Bu yakınlaşma İngiliz siyasetinin etkili olduğu Hindistan'da elbette hoş karşılanmadı. Bunun üzerine ekonomik daralma Modi Hükümetini iyice hedef tahtasına koydu. 2017'nin sonlarında Modi'nin Hindistan Halk Partis (BJP) yerel seçimlerde ciddi yara aldı. Hindistan dış siyasetinde ABD+İsrail yakınlaşması Modi hükümetini alan açsa da; İç politika da ekonomik ve siyasi nedenlerden ötürü Modi ve BJP ciddi prestij kaybı yaşıyor. Modi ve BJP'ye kırsal da çiftçiler, şehirlerde işçi ve orta sınıf ve tüccarlar yoğun eleştiriler getiriyor. Hindu Milliyetçisi ve muhafazakar sağcı olarak bilinen BJP ve Modi, bu yıl yapılacak seçimleri kaybedebilir. Nitekim Modi, son yapılan eyalet seçimlerinde, milliyetçilerin yoğun olduğu eyaletlerde bile başarısız oldu.Ancak, ülke genelinde halen başat aktör ve birinci parti olmayı sürdürüyor. Britanya ise Modi'nin geliştirdiği bu dış politika paradigma değişiminden rahatsız.

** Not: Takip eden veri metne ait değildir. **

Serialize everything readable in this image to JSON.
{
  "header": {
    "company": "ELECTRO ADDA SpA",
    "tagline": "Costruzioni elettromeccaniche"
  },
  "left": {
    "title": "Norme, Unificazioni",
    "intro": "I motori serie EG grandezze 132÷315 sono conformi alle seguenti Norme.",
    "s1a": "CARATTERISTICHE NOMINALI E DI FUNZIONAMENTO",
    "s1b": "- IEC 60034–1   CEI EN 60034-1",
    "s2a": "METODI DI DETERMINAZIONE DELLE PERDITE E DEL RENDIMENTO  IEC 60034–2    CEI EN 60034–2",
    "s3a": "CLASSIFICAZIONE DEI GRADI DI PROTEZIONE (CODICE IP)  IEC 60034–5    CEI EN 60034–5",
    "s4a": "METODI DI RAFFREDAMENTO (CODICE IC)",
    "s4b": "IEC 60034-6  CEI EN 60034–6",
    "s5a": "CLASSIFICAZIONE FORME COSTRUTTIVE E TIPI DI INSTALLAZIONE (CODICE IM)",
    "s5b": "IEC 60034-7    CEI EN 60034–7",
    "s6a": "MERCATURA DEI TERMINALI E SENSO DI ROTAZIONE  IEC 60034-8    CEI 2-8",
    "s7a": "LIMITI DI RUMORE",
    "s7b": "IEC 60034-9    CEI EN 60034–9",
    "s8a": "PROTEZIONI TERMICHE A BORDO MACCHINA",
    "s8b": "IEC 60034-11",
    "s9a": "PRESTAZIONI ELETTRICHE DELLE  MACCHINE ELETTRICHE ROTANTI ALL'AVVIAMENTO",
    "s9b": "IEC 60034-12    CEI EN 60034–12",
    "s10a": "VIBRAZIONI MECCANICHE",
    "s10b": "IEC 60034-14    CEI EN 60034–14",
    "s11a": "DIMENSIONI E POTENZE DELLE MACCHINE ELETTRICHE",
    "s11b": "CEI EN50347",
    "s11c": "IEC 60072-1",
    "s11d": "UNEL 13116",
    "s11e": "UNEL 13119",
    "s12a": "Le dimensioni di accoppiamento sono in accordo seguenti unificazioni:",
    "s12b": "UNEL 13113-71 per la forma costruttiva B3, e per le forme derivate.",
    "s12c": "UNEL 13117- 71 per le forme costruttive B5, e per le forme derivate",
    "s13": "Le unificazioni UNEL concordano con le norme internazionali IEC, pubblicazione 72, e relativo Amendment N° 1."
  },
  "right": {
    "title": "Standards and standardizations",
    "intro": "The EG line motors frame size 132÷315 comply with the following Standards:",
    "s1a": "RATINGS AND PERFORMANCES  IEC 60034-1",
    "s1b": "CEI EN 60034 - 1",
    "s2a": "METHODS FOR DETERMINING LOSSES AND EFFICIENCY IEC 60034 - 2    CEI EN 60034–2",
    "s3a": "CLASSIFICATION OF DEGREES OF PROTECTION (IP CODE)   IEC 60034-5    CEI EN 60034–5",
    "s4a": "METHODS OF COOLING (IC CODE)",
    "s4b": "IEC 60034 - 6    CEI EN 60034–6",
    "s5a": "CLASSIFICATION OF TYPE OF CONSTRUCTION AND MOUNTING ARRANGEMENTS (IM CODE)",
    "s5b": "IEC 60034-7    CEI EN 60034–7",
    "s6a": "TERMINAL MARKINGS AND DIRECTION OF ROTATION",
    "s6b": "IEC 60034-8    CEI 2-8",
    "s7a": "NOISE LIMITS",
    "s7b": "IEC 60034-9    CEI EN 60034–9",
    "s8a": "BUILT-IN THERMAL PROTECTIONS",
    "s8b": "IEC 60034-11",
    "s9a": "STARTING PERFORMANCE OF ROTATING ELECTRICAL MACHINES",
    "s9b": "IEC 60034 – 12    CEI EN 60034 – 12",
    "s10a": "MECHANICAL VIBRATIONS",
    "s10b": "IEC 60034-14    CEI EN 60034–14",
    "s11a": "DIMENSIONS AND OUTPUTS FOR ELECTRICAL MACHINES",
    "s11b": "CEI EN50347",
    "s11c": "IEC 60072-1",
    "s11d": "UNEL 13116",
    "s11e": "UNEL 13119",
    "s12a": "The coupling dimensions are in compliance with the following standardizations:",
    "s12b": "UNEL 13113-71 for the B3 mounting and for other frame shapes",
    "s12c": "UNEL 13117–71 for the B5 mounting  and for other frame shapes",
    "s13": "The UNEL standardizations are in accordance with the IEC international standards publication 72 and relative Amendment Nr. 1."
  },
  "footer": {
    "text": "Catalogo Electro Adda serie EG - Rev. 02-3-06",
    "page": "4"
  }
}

Tüm bu denklem içerisinde Pakistan ve Hindistan arasında devam eden Keşmir Krizi, aslında bir ABD-İngiliz krizidir. Hindu milliyetçisi Modi'nin zayıflayan iktidarı, son bir haftada yaşanan Keşmir krizinin neden olduğu milliyetçi dalgadan ötürü Modi prestijini artırmış durumda. Nitekim Pakistan-Hindistan krizinde itidal çağrısını Pakistan ve İmran Khan yaparken, krizi artırmak isteyen ve konuyu abartanların Hindistan ve Modi taraftarları olması analizimizin seyrini ve doğruluğunu da gösteriyor. Sonuç olarak 'kontrollü bir kriz/çatışma'nın Hindistan genel seçimlerine kadar süreceğini düşünmekle birlikte İngiliz siyasetinin Hindistan'da bir siyasi ve ekonomik kaosu hazırladığını da görmek gerekir.Çünkü Modi ve BJP, genel seçimleri belki kazanır ama tek başına iktidar olması zor. Ekonomik kriz, bir koalisyon hükümetine doğru itiyor. ABD ve İsrail aksı; krizi tırmandıracak söylem ve tutumla Pakistan İmran Khan hükümetini IMF politikalarına mecbur bırakmak aynı zamanda Milliyetçi Modi hükümetine, genel seçim öncesi destek vermek istiyor.Böylelikle Modi karşıtı İngiliz siyasi ve ekonomik bloğun yükselişine engellemek, Pakistan'daki İmran Khan İngiliz destekli siyaseti ekonomi temelinde sıkıştırmak istiyor. Son olarak Suud Veliaht Prens Selman'ın Pakistan ziyareti, sadece İran'a uygulanan petrol ambargosunda Pakistan'a Pazar açmaktan ziyade; ABD'nin öncül bir süvarisi gibi Pakistan'a karşı siyasi ve ekonomik basıncı artırma hamlesidir.